After it was all over, I thought about the question, “Shouldn't we call the ambulance?” I know ALS in my area is provided by full-time paramedics, but I believe the BLS is provided by firefighters. The firefighters I work with have to maintain their EMT certifications. They don't like doing that, and they don't like EMS. As a result they are bad at it. I really don't want them working on my family. I'll take someone interested in doing good medicine rather than a firefighter forced into a day on the ambulance.
I’ve never told parents to leave their children. Sometimes I would step out of the room, but now I just explain what I’m doing and let them stay nearby or hold their child, even if the child is unconscious. I try to explain things at a level the parents can understand, though I'm sometimes too complex and they have questions. For pediatric transports I always bring a guardian for the child in the back of the ambulance. It's good to have a companion in the emergency room, regardless of your age.

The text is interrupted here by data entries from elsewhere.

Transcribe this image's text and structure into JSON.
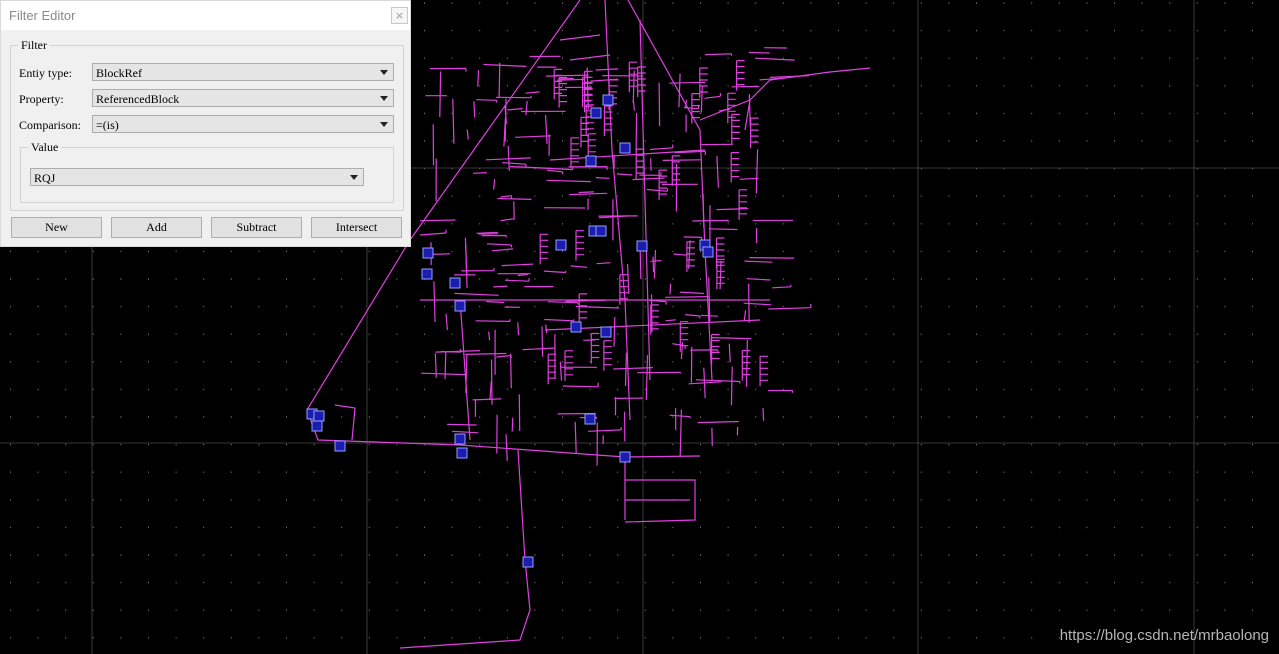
{
  "dialog": {
    "title": "Filter Editor",
    "close_label": "×",
    "filter_group_label": "Filter",
    "entity_type_label": "Entiy type:",
    "entity_type_value": "BlockRef",
    "property_label": "Property:",
    "property_value": "ReferencedBlock",
    "comparison_label": "Comparison:",
    "comparison_value": "=(is)",
    "value_group_label": "Value",
    "value_value": "RQJ",
    "buttons": {
      "new": "New",
      "add": "Add",
      "subtract": "Subtract",
      "intersect": "Intersect"
    }
  },
  "watermark": "https://blog.csdn.net/mrbaolong",
  "colors": {
    "background": "#000000",
    "pipe": "#e040e0",
    "marker_fill": "#1c1cb0",
    "marker_stroke": "#8fa0ff",
    "grid": "#4a4a4a"
  }
}
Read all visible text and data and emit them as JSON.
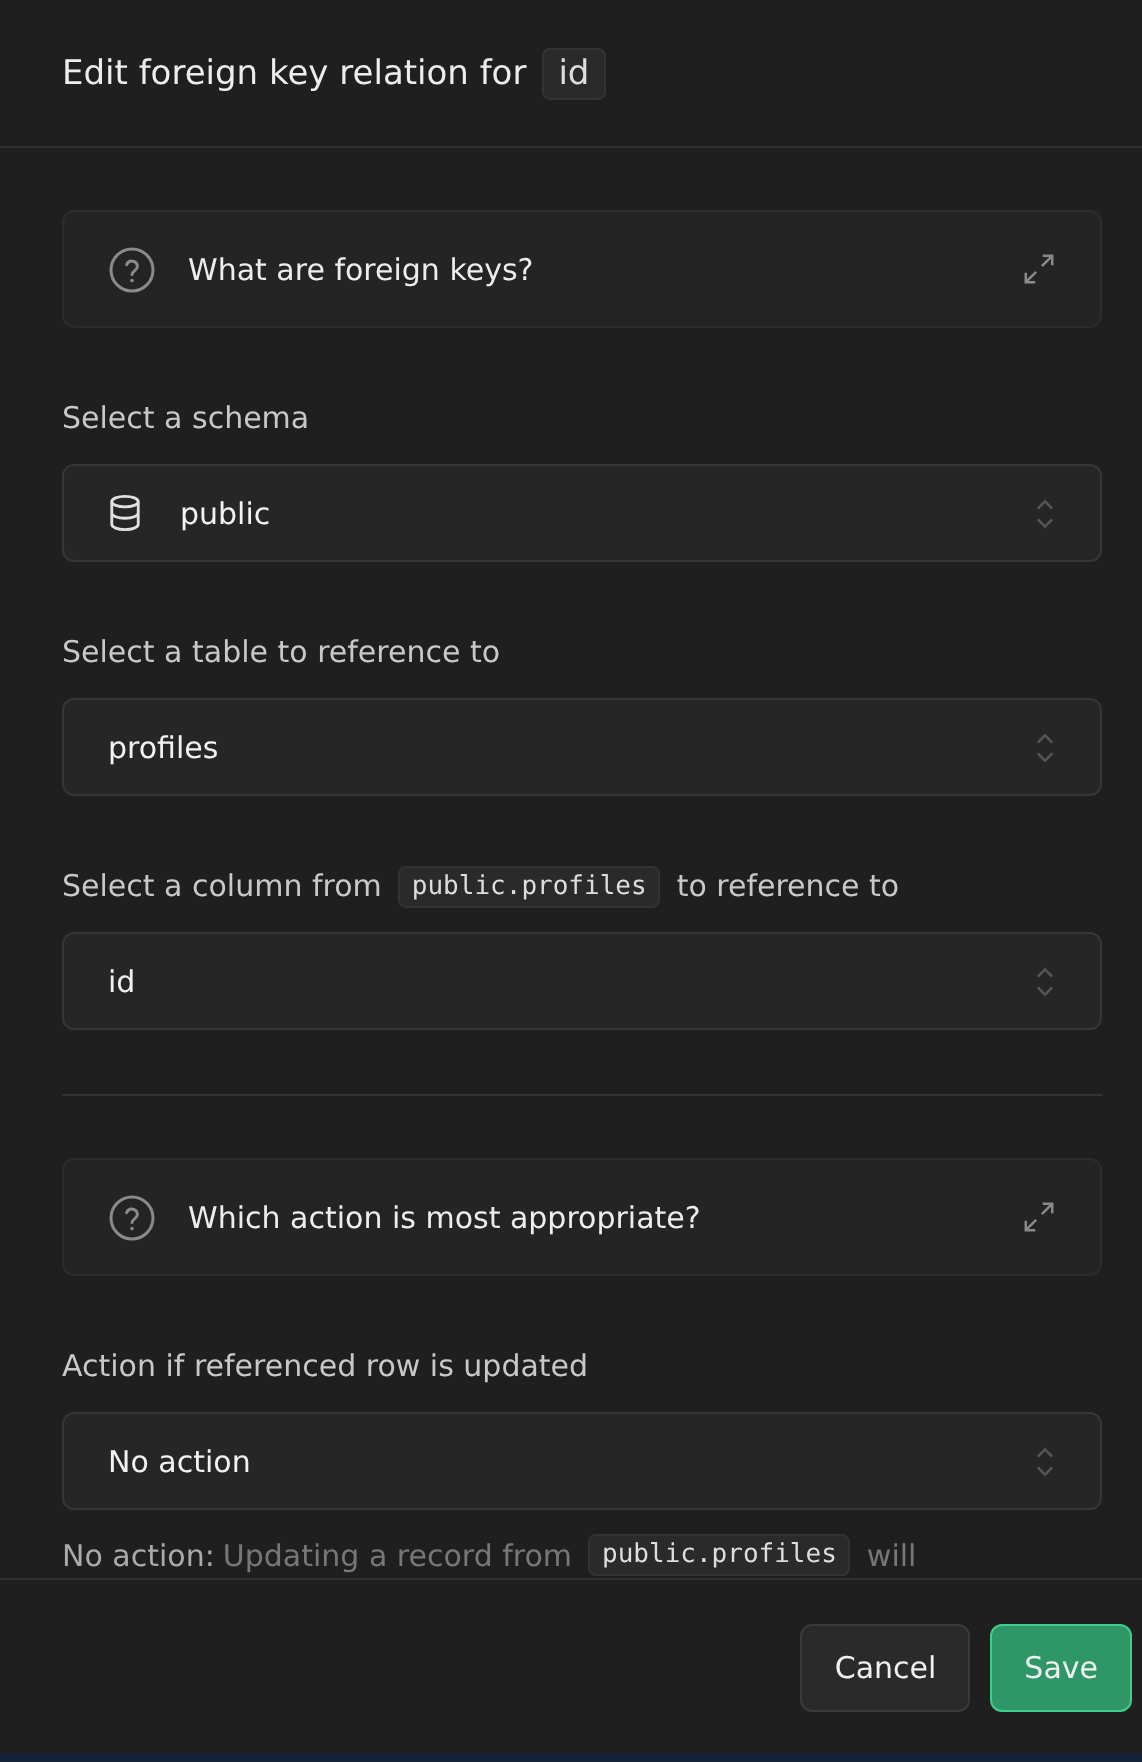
{
  "dialog": {
    "title": "Edit foreign key relation for",
    "title_code": "id"
  },
  "sections": [
    {
      "kind": "help",
      "title": "What are foreign keys?"
    },
    {
      "kind": "select",
      "label": "Select a schema",
      "value": "public",
      "icon": true
    },
    {
      "kind": "select",
      "label": "Select a table to reference to",
      "value": "profiles",
      "icon": false
    },
    {
      "kind": "select",
      "label": "Select a column from",
      "label_code": "public.profiles",
      "label_after": "to reference to",
      "value": "id",
      "icon": false
    },
    {
      "kind": "divider"
    },
    {
      "kind": "help",
      "title": "Which action is most appropriate?"
    },
    {
      "kind": "select",
      "label": "Action if referenced row is updated",
      "value": "No action",
      "icon": false
    },
    {
      "kind": "note",
      "lead": "No action:",
      "text": "Updating a record from",
      "code": "public.profiles",
      "after": "will"
    }
  ],
  "buttons": [
    {
      "label": "Cancel",
      "kind": "secondary"
    },
    {
      "label": "Save",
      "kind": "primary"
    }
  ]
}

Now I also spend more time developing trust with the child (the same goes for the parents). I never tell them something won’t hurt when it will. If you lose their trust, you will never get it back, and you may need it later. You also cast a pall over everyone else they come into contact with as a result of this incident and others.
Jim has been involved in EMS since the mid 1980s as an EMT, instructor, and paramedic. He has worked as a Critical Care Respiratory Therapist. He currently works as a full time paramedic in northern Virginia. He has been teaching EMS for 28 years. His daughter is now a junior at Penn. State. Her arm is straight and strong.